Despite no annotations, the description fully discloses behavioral traits: hybrid search (dense+sparse), reranking, return fields (rerank_score, rrf_score, etc.), and that servings don't filter. It also notes the database size and variety.
Agents need to know what a tool does to the world before calling it. Descriptions should go beyond structured annotations to explain consequences.
Is the description appropriately sized, front-loaded, and free of redundancy?
Well-structured with clear sections: purpose, database context, usage examples, parameter definitions, and return description. Every sentence adds value; no redundancy. Efficiently front-loads the core purpose.
Shorter descriptions cost fewer tokens and are easier for agents to parse. Every sentence should earn its place.

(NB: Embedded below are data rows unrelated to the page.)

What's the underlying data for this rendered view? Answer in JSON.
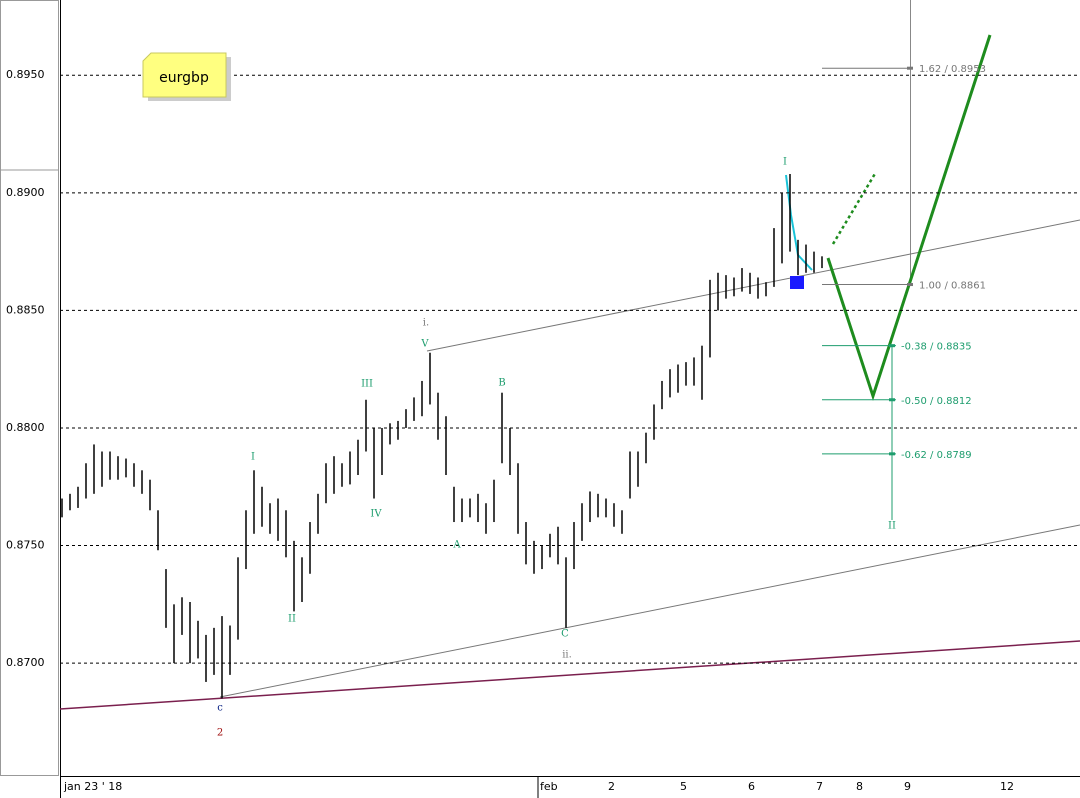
{
  "chart_data": {
    "type": "ohlc",
    "symbol": "eurgbp",
    "color": "#000000",
    "x": [
      0,
      2,
      4,
      6,
      8,
      10,
      12,
      14,
      16,
      18,
      20,
      22,
      24,
      26,
      28,
      30,
      32,
      34,
      36,
      38,
      40,
      42,
      44,
      46,
      48,
      50,
      52,
      54,
      56,
      58,
      60,
      62,
      64,
      66,
      68,
      70,
      72,
      74,
      76,
      78,
      80,
      82,
      84,
      86,
      88,
      90,
      92,
      94,
      96,
      98,
      100,
      102,
      104,
      106,
      108,
      110,
      112,
      114,
      116,
      118,
      120,
      122,
      124,
      126,
      128,
      130,
      132,
      134,
      136,
      138,
      140,
      142,
      144,
      146,
      148,
      150,
      152,
      154,
      156,
      158,
      160,
      162,
      164,
      166,
      168,
      170,
      172,
      174,
      176,
      178,
      180,
      182,
      184,
      186,
      188,
      190
    ],
    "high": [
      0.877,
      0.8772,
      0.8775,
      0.8785,
      0.8793,
      0.879,
      0.879,
      0.8788,
      0.8787,
      0.8785,
      0.8782,
      0.8778,
      0.8765,
      0.874,
      0.8725,
      0.8728,
      0.8726,
      0.8718,
      0.8712,
      0.8715,
      0.872,
      0.8716,
      0.8745,
      0.8765,
      0.8782,
      0.8775,
      0.8768,
      0.877,
      0.8765,
      0.8752,
      0.8745,
      0.876,
      0.8772,
      0.8785,
      0.8788,
      0.8785,
      0.879,
      0.8795,
      0.8812,
      0.88,
      0.88,
      0.8802,
      0.8803,
      0.8808,
      0.8813,
      0.882,
      0.8832,
      0.8815,
      0.8805,
      0.8775,
      0.877,
      0.877,
      0.8772,
      0.8768,
      0.8778,
      0.8815,
      0.88,
      0.8785,
      0.876,
      0.8752,
      0.875,
      0.8755,
      0.8758,
      0.8745,
      0.876,
      0.8768,
      0.8773,
      0.8772,
      0.877,
      0.8768,
      0.8765,
      0.879,
      0.879,
      0.8798,
      0.881,
      0.882,
      0.8825,
      0.8827,
      0.8828,
      0.883,
      0.8835,
      0.8863,
      0.8866,
      0.8865,
      0.8864,
      0.8868,
      0.8866,
      0.8864,
      0.8862,
      0.8885,
      0.89,
      0.8908,
      0.888,
      0.8878,
      0.8875,
      0.8873
    ],
    "low": [
      0.8762,
      0.8765,
      0.8766,
      0.877,
      0.8772,
      0.8775,
      0.8778,
      0.8778,
      0.8779,
      0.8775,
      0.8772,
      0.8765,
      0.8748,
      0.8715,
      0.87,
      0.8712,
      0.87,
      0.8702,
      0.8692,
      0.8695,
      0.8685,
      0.8695,
      0.871,
      0.874,
      0.8755,
      0.8758,
      0.8755,
      0.8752,
      0.8745,
      0.8722,
      0.8726,
      0.8738,
      0.8755,
      0.8768,
      0.8772,
      0.8775,
      0.8776,
      0.878,
      0.879,
      0.877,
      0.878,
      0.8793,
      0.8795,
      0.88,
      0.8803,
      0.8805,
      0.881,
      0.8795,
      0.878,
      0.876,
      0.876,
      0.8762,
      0.876,
      0.8755,
      0.876,
      0.8785,
      0.878,
      0.8755,
      0.8742,
      0.8738,
      0.874,
      0.8745,
      0.8742,
      0.8715,
      0.874,
      0.8752,
      0.876,
      0.8762,
      0.8762,
      0.8758,
      0.8755,
      0.877,
      0.8775,
      0.8785,
      0.8795,
      0.8808,
      0.8813,
      0.8815,
      0.8818,
      0.8818,
      0.8812,
      0.883,
      0.885,
      0.8855,
      0.8856,
      0.8858,
      0.8857,
      0.8855,
      0.8856,
      0.886,
      0.887,
      0.8875,
      0.8865,
      0.8866,
      0.8866,
      0.8868
    ],
    "xlim": [
      0,
      252
    ],
    "xticks": [
      {
        "value": 0,
        "label": "jan 23 ' 18"
      },
      {
        "value": 119,
        "label": "feb"
      },
      {
        "value": 136,
        "label": "2"
      },
      {
        "value": 154,
        "label": "5"
      },
      {
        "value": 171,
        "label": "6"
      },
      {
        "value": 188,
        "label": "7"
      },
      {
        "value": 198,
        "label": "8"
      },
      {
        "value": 210,
        "label": "9"
      },
      {
        "value": 234,
        "label": "12"
      }
    ],
    "ylim": [
      0.8652,
      0.8982
    ],
    "yticks": [
      {
        "value": 0.87,
        "label": "0.8700"
      },
      {
        "value": 0.875,
        "label": "0.8750"
      },
      {
        "value": 0.88,
        "label": "0.8800"
      },
      {
        "value": 0.885,
        "label": "0.8850"
      },
      {
        "value": 0.89,
        "label": "0.8900"
      },
      {
        "value": 0.895,
        "label": "0.8950"
      }
    ],
    "grid": true,
    "fib_levels": [
      {
        "value": 0.8953,
        "label": "1.62 / 0.8953"
      },
      {
        "value": 0.8861,
        "label": "1.00 / 0.8861"
      },
      {
        "value": 0.8835,
        "label": "-0.38 / 0.8835"
      },
      {
        "value": 0.8812,
        "label": "-0.50 / 0.8812"
      },
      {
        "value": 0.8789,
        "label": "-0.62 / 0.8789"
      }
    ],
    "wave_labels": [
      "I",
      "II",
      "III",
      "IV",
      "V",
      "i.",
      "A",
      "B",
      "C",
      "ii.",
      "c",
      "2",
      "I",
      "II"
    ]
  }
}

Given the tool's complexity, does the description cover enough for an agent to succeed on first attempt?
Given the tool's complexity (6 parameters, hybrid search, reranking, no output schema), the description is exceptionally complete. It details the database, search algorithm, parameter usage, and output format, leaving no significant gaps.
Complex tools with many parameters or behaviors need more documentation. Simple tools need less. This dimension scales expectations accordingly.
Does the description clarify parameter syntax, constraints, interactions, or defaults beyond what the schema provides?
With 0% schema description coverage, the description provides comprehensive semantics for all 6 parameters. It explains each parameter's purpose, acceptable values (e.g., diet lists options, difficulty lists levels), defaults, and constraints (limit max 20, max_minutes as integer).
Input schemas describe structure but not intent. Descriptions should explain non-obvious parameter relationships and valid value ranges.
Does the description clearly state what the tool does and how it differs from similar tools?
The description clearly states the tool's purpose: searching a database of recipes using hybrid semantic search with reranking. It identifies the source (Food.com, ~50,000 recipes) and differentiates from the only sibling tool ('ping') by being the sole search-oriented tool.
Agents choose between tools based on descriptions. A clear purpose with a specific verb and resource helps agents select the right tool.
Does the description explain when to use this tool, when not to, or what alternatives exist?
Extensive guidance on when to use, including natural language queries, supported languages (Norwegian and English), and multiple concrete examples. It clarifies that servings is for context, not filtering, and explains optional parameters like diet, difficulty, and max_minutes.
Agents often have multiple tools that could apply. Explicit usage guidance like "use X instead of Y when Z" prevents misuse.